Question

find the volume of a sphere with a radius of 8. round your answer to the nearest hundredth if necessary. show your work here hint: to add the pi symbol (π), type \pi\

Explanation:

Step1: Recall the formula for the volume of a sphere

The formula for the volume \( V \) of a sphere with radius \( r \) is \( V=\frac{4}{3}\pi r^{3} \).

Step2: Substitute the given radius into the formula

We are given that the radius \( r = 8 \). Substituting \( r = 8 \) into the formula, we get \( V=\frac{4}{3}\pi(8)^{3} \).

Step3: Calculate \( 8^{3} \)

First, calculate \( 8^{3}=8\times8\times8 = 512 \). So now the formula becomes \( V=\frac{4}{3}\pi\times512 \).

Step4: Multiply \( \frac{4}{3} \) and \( 512 \)
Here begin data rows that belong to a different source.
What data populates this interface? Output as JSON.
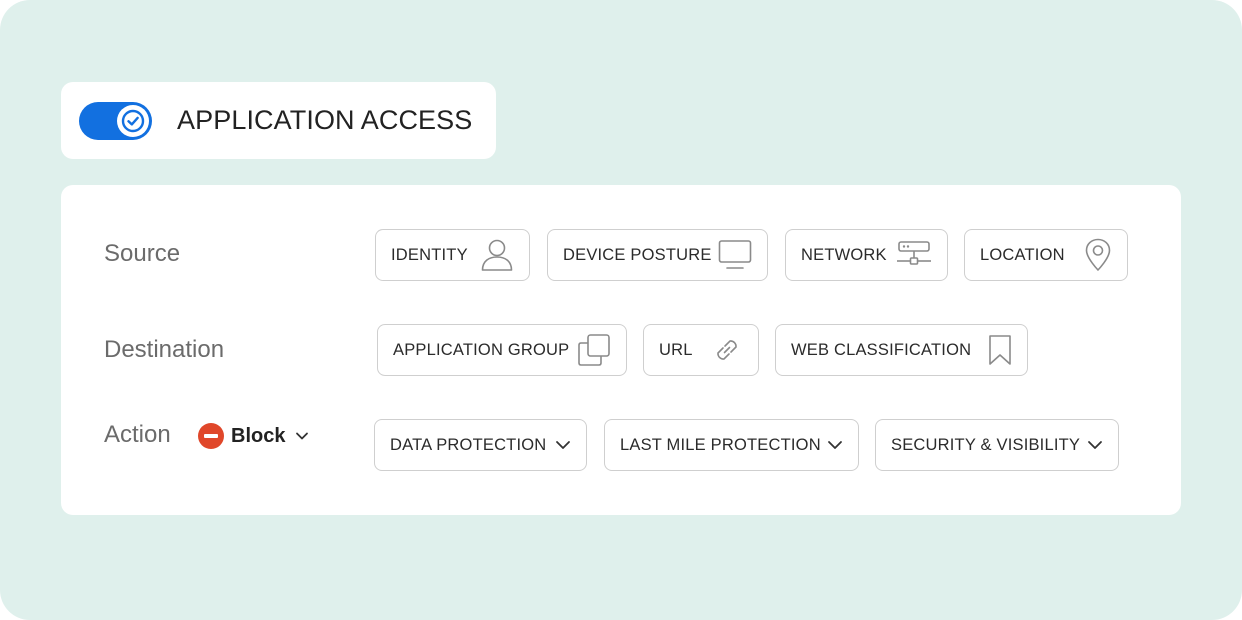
{
  "header": {
    "title": "APPLICATION ACCESS",
    "toggle_on": true
  },
  "rows": {
    "source": {
      "label": "Source",
      "chips": [
        {
          "label": "IDENTITY",
          "icon": "user-icon"
        },
        {
          "label": "DEVICE POSTURE",
          "icon": "monitor-icon"
        },
        {
          "label": "NETWORK",
          "icon": "server-network-icon"
        },
        {
          "label": "LOCATION",
          "icon": "map-pin-icon"
        }
      ]
    },
    "destination": {
      "label": "Destination",
      "chips": [
        {
          "label": "APPLICATION GROUP",
          "icon": "stacked-squares-icon"
        },
        {
          "label": "URL",
          "icon": "link-icon"
        },
        {
          "label": "WEB CLASSIFICATION",
          "icon": "bookmark-icon"
        }
      ]
    },
    "action": {
      "label": "Action",
      "selected": "Block",
      "dropdowns": [
        {
          "label": "DATA PROTECTION",
          "icon": "chevron-down-icon"
        },
        {
          "label": "LAST MILE PROTECTION",
          "icon": "chevron-down-icon"
        },
        {
          "label": "SECURITY & VISIBILITY",
          "icon": "chevron-down-icon"
        }
      ]
    }
  },
  "colors": {
    "background": "#dff0ec",
    "toggle": "#1270e0",
    "block": "#e0472a",
    "chip_border": "#cfcfcf",
    "icon": "#8a8a8a"
  }
}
\( \frac{4}{3}\times512=\frac{2048}{3} \). So the volume is \( V = \frac{2048}{3}\pi \). If we want to use the approximate value of \( \pi\approx3.14159 \), then \( V=\frac{2048}{3}\times3.14159 \).

Step5: Calculate the numerical value

\( \frac{2048}{3}\times3.14159\approx682.6667\times3.14159\approx2144.66 \) (rounded to the nearest hundredth).

Answer:

If we use the exact form with \( \pi \), the volume is \( \frac{2048}{3}\pi \approx 2144.66 \) (rounded to the nearest hundredth).